Baker underscored his elation for the success of his “Church Without Walls” community outreach initiative, “we bring out spiritual music, we do testimonies, and we feed folks hot dogs, fried fish, hamburgers,” and nine souls were saved during the October 27th event.
“I’ve been a member of Morris Brown A.M.E since I was 10-years-old,” Frankie Butler, 67, a retired nurse from Temple University Hospital. “I am the vice chair of the Trustees and I am the president of the Missionary Society.”
Butler enjoys serving and supporting her church.
“We’re family oriented, we’re not a great big mega church, but we are a family-spiritual church. I just love working in support of the church,” she said.
Commenting on her greatest experiences at Morris Brow, Butler said: “Over the years, it’s been seeing the many pastors that have come and gone, and what they have brought. Over the last five years now, we’ve had Rev. James Baker, who came at a time when we needed spiritual and financial help. I personally feel that he came with the vision, he came excited, and he has brought us all aboard. He has made us believers. We had gotten to a point where we thought things weren’t going to work out, and he just came and told us, if we have the faith, that things would be alright. And we’re here to say that the church has gained spiritually, as well as financially, and he’s saving souls, and he’s bringing the community involved with the church.
“He’s always for the young people, because as he says ‘They’re our church. And we’re not putting the seniors down, but if you don’t have a church of young people, you don’t have a church.’ ”
Michael Williams, 59, is head of the men’s ministry,
“I’m a steward with the steward board, and I’m the president of GAME, God’s Anointed Men of Excellence,” said Williams, a member for about 30 years.
“Pastor Baker is a true man of God, he’s a messenger of God, and he allows God to use him to deliver His message and not his own. He’s a good spiritual leader, he’s a good shepherd that cares about not just Morris Brown, but the community. We’ve never had at Morris Brown, since I’ve been going there, a better leader thus far than Pastor Baker.”
Williams credits the Lord for transforming his life from drug addiction to faithful ministry service and evangelism.
“We’re bringing souls to Christ,” he said. “We’re going out into the harvest” [into the communities sharing the Gospel of Jesus Christ and testimonies].
Lucille Goldsmith, 86, has been a member since February 1973.
“I like the preaching and the fellowship with the church…the singing is nice, the preaching is nice, and I enjoyed the Bible study,” she said.

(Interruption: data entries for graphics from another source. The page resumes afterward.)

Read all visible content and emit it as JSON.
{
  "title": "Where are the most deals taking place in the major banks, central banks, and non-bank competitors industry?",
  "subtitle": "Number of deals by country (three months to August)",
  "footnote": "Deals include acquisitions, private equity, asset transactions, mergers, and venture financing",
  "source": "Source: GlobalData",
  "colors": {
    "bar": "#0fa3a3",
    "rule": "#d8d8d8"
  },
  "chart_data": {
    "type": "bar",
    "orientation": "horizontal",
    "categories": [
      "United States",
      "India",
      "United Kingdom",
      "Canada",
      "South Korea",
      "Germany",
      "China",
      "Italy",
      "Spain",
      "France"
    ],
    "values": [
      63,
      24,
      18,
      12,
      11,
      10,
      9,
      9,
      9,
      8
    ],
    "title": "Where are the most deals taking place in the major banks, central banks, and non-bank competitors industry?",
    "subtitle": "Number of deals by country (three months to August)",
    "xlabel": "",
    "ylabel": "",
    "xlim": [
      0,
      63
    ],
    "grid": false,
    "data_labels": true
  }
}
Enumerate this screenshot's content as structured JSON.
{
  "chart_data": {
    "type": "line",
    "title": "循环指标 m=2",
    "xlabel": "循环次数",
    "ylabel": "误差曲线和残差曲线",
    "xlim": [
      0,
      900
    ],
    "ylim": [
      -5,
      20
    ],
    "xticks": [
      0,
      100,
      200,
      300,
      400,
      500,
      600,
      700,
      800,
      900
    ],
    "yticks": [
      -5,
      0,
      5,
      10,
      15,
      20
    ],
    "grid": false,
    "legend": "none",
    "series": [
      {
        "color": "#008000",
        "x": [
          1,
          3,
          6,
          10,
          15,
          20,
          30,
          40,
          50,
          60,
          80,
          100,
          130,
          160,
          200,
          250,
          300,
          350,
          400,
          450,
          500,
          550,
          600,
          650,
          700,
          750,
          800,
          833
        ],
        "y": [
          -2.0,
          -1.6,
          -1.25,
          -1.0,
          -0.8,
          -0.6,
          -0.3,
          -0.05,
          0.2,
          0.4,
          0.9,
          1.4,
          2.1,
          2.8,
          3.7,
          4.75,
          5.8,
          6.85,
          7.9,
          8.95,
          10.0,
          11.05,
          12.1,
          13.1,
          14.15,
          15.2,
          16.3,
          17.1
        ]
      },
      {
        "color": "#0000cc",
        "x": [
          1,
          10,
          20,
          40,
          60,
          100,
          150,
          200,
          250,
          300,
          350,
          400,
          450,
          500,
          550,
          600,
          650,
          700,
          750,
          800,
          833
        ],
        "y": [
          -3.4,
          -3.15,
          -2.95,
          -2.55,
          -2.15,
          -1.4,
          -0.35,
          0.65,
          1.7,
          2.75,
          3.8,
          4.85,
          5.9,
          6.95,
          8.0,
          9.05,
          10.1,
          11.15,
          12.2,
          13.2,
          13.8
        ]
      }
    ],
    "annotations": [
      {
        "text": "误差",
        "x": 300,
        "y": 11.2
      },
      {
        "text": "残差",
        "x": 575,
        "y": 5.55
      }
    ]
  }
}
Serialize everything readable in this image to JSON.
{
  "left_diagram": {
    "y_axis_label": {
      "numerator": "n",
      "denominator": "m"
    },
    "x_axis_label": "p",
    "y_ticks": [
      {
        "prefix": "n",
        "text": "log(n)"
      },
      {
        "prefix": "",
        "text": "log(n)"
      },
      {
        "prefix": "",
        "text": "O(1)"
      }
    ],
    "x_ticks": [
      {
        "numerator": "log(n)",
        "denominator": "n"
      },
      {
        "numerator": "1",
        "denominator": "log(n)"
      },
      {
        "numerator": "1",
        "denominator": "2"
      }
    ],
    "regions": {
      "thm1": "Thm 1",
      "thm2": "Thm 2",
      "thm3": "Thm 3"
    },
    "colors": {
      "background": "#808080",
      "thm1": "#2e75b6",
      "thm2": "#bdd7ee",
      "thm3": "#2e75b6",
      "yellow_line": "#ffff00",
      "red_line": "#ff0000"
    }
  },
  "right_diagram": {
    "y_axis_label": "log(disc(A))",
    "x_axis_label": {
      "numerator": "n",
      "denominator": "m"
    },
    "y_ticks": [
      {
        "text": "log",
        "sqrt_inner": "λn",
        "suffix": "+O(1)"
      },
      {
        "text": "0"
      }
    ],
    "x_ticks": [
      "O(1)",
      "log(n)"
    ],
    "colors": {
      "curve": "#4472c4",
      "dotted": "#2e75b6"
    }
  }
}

Prior to suffering a leg injury, Goldsmith was active with the missionary ministry.
“I use to help with feeding the homeless.”
“I’m a Christian and I tried to do the things that are right, and I tried to teach children the right things to do,” she said. “Be obedient (to the Word of God), and honor your mother and father, and you’ll live a long life, that’s what God says.”
Thaeh Norris, 43, has been a member of Morris Brown all of her life. She enjoys the family atmosphere at Morris Brown.
“We still have that family feel,” she said. “Everyone feels like they’re among family.”
Thaeh’s son, Richard Norris III, enjoys the fellowship, too. He’s been a member since he was six-years-old.
“I really love Pastor Reverend Baker,” he said. “I remember when he first came to the church in 2008, when my grandfather appointed him to the church. At first I didn’t like him because of our previous pastor (the Rev. Troy Thomas) was leaving. [Thomas was transferred to Kentucky].”
Once Norris got to know Baker, he grew to admire and respect him.
“Since he’s come to Morris Brown, we have done nothing but prospered,” he said.